Untungnya, dari Denny Mizhar, koordinator Pelangi Sastra Malang, saya tahu
bahwa ada seorang anggota aktif komunitas ini yang menyeriusi penulisan
populer, khususnya sastra dewasa awal (Young Adult Literature). Ya Fahrul Khakim
inilah yang dimaksud Mas Denny. Setelah menjajaki rekam jejak beliau dan
menghadiri bedah buku Janji Pelangi di Kafe Pustaka, saya
menjadi semakin yakin bahwa Fahrul ini bisa menjadi orang yang tepat untuk
berbagi pengalaman dan pengetahuannya tentang sastra populer dengan mahasiswa
saya di kelas Populer Literature ini.
Maka, setelah rundingan jadwal dengan
Fahrul yang tentunya sibuk sebagai dosen, akhirnya pada hari Kamis 12 April
2018 kemarin terjadilah kuliah tamu tipis-tipis tersebut. Fahrul tiba di kampus
kami tepat ketika para mahasiswa berhamburan keluar dari kelas mereka menjelang
pukul 12 siang. Ketika para mahasiswa yang lain berbondong-bondong ke Student
Center atau ke luar kampus untuk beli makan siang, ketika para karyawan dan
dosen meninggalkan meja kerja mereka untuk menuju tempat makan siang
masing-masing, mahasiswa kelas Popular Literature justru berdatangan satu per
satu ke Theater Room. Turut hadir di sana Pak Patris, dosen
Sastra Inggris yang juga Dekan Fakultas Bahasa dan Seni (ya, dekan kami
blogger)–belakangan juga ikut hadir Pak Adit, dosen Desain Komunikasi Visual
yang juga pembaca prosa yang sangat serius. Tepat pada pukul 12 siang acara
kami mulai.
Fahrul menceritakan kisahnya mulai dari
bagaimana dia pertama kali tertarik menulis hingga akhirnya dia bisa
menerbitkan novel di bawah sebuah nasional. Tentu saja perjalanan Fahrul tidak
sesederhana kalimat pembuka paragraf ini. Ada cerita tentang bagaimana dia
tidak punya TV waktu remaja, sehingga dia sampai suka membaca buku. Dia juga
bercerita tentang begitu niatnya dia menulis novel ketika kelas 3 SMA. Dia
bahkan menulis novelnya ketika teman-temannya serius belajar menjelas UN.
Fahrul mengirimkan tulisannya ke Gramedia dan lama menunggu kabar dari mereka.
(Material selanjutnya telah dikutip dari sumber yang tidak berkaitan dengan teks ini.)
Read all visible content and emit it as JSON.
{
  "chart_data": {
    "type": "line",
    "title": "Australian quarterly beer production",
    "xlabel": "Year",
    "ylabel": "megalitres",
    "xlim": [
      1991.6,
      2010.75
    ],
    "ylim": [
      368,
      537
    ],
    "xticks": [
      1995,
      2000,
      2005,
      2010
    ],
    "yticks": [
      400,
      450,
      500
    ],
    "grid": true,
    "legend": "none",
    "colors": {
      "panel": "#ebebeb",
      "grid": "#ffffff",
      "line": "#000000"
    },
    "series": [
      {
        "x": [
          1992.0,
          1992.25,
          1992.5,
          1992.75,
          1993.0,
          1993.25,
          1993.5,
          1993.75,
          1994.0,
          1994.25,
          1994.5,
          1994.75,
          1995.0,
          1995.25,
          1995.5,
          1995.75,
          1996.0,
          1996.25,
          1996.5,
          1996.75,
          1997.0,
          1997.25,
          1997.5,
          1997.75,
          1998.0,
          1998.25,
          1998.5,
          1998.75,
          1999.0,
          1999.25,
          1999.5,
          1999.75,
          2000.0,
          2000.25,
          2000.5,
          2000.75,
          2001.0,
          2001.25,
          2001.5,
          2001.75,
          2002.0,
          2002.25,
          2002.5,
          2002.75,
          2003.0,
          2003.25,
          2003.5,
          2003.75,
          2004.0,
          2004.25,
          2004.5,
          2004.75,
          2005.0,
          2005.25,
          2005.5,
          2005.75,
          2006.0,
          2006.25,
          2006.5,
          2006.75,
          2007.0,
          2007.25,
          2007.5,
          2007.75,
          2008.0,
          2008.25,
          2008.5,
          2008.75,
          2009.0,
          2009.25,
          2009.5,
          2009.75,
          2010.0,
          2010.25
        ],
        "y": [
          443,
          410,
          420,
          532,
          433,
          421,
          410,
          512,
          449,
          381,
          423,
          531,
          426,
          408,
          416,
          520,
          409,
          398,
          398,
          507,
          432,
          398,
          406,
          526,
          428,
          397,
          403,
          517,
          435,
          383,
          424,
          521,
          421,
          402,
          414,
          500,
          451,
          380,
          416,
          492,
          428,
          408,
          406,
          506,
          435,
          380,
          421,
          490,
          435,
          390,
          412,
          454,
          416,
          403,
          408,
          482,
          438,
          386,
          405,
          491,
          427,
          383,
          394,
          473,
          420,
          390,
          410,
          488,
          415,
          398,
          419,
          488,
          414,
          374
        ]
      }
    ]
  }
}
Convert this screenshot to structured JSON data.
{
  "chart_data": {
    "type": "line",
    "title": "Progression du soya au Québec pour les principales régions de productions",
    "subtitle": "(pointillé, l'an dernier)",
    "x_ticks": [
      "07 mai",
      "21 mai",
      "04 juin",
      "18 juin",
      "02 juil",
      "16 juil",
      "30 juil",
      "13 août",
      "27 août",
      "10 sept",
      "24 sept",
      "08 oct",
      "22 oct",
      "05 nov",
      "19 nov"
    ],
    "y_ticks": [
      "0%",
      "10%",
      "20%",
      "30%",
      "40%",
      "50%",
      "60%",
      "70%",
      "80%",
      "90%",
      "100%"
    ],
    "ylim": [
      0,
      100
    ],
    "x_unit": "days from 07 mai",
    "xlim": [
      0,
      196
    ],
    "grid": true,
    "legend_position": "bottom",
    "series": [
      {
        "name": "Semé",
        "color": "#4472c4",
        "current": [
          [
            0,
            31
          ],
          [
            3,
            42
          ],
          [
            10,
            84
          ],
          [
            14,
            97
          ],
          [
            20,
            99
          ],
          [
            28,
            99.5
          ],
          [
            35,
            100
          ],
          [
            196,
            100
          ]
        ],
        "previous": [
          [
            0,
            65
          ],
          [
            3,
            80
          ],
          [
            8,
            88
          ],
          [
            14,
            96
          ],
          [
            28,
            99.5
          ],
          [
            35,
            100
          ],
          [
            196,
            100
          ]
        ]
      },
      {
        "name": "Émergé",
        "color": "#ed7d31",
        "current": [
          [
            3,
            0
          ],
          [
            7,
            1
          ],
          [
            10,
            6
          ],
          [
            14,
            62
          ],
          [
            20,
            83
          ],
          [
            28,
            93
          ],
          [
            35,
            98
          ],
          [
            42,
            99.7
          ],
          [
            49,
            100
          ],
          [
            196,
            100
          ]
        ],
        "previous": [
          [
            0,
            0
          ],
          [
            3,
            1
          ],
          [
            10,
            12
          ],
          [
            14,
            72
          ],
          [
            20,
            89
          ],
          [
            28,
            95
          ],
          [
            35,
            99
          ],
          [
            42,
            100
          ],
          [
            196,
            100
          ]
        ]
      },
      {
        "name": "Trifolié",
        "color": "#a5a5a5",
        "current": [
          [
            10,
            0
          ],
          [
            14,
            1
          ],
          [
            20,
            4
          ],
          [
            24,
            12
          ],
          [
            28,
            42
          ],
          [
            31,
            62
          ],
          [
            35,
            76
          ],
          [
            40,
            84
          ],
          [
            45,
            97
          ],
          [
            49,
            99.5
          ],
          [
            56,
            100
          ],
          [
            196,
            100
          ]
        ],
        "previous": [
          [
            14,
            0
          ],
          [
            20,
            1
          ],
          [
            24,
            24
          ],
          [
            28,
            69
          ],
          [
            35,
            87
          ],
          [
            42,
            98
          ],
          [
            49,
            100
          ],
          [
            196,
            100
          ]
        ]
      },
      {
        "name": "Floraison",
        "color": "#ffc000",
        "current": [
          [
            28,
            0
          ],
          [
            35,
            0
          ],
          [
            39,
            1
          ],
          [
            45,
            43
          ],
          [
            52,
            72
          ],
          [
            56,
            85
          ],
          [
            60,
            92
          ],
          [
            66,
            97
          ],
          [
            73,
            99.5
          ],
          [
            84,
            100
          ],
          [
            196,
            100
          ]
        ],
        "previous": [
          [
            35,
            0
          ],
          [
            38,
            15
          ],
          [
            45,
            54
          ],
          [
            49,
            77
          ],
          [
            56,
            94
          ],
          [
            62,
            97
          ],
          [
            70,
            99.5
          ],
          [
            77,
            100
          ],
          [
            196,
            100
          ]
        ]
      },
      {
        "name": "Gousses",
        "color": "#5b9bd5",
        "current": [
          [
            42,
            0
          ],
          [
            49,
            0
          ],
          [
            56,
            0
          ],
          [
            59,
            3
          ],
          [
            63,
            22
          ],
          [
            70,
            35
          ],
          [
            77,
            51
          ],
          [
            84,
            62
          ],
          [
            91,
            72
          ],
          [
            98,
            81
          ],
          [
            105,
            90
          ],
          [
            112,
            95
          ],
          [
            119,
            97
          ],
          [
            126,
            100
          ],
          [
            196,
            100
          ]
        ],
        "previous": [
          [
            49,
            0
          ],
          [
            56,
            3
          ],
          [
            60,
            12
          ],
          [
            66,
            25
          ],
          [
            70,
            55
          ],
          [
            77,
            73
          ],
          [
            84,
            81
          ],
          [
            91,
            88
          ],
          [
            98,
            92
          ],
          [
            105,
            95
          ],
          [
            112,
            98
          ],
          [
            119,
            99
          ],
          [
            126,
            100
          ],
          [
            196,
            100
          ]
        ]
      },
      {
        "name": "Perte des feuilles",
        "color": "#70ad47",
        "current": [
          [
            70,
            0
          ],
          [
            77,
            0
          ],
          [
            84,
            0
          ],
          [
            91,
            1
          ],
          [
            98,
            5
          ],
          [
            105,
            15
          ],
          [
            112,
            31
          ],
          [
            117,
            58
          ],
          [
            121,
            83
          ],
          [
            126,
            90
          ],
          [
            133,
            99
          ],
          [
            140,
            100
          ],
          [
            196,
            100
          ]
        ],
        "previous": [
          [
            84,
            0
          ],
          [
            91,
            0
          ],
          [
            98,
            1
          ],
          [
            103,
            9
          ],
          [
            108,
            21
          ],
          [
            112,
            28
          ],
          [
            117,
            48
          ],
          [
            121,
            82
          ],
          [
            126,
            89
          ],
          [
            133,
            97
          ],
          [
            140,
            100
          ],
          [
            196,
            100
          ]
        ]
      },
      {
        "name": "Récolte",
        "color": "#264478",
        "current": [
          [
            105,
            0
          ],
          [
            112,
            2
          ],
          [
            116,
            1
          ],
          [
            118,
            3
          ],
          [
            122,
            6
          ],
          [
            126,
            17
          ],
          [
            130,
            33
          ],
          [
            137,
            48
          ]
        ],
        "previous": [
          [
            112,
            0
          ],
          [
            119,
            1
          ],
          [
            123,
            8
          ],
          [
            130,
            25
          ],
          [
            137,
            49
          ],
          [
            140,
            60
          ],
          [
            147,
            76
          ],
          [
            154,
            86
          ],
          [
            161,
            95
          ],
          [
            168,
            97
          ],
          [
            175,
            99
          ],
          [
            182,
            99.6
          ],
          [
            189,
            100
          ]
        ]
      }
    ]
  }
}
Dia harus menggunakan wartel yang ketika itu mulai jarang tapi tetap merupakan
sarana komunikasi termurah untuk menjangkau Gramedia. Sayangnya, setelah
setahun, jawabannya yang didapatkannya adalah penolakan. Kegagalan di awal
karir itu biasa. Yang tidak biasa adalah bagaimana Fahrul menyikapi penolakan
dengan kesadaran bahwa dia memang “belum punya nama.” Sehingga, agenda dia
kemudian adalah membangun namanya.
Usaha Fahrul membangun nama itu dia
lakukan dengan menulis untuk media-media kecil dan menulis yang kecil-kecil.
Dia menulis untuk majalah sekolah (dan menikmati hasilnya ketika orang-orang
membicarakan cerita karangannya di kantin sekolah). Ketika menjadi mahasiswa di
Universitas Negeri Malang, dia tetap menulis, dan bahkan tidak hanya menulis
prosa. Dia banyak menulis reportase, salah satunya adalah untuk lembar Citizen
Reporter di Koran
Surya. Terkait ini, perlu saya sebutkan di sini bahwa Fahrul ini
pernah menjadi penulis terbaik dalam pertemuan Citizen Reporter di Surabaya.
Yang
langsung berkaitan dengan konten mata kuliah yang saya ajar adalah bagaimana
Fahrul berhadapan dengan konvensi genre roman populer. Sejak awal Fahrul
mengakui bahwa dia sangat menyukai cerpen remaja dan novel remaja (yang biasa
kita sebut teenlit itu)
dan ingin menjadi penulis di genre tersebut.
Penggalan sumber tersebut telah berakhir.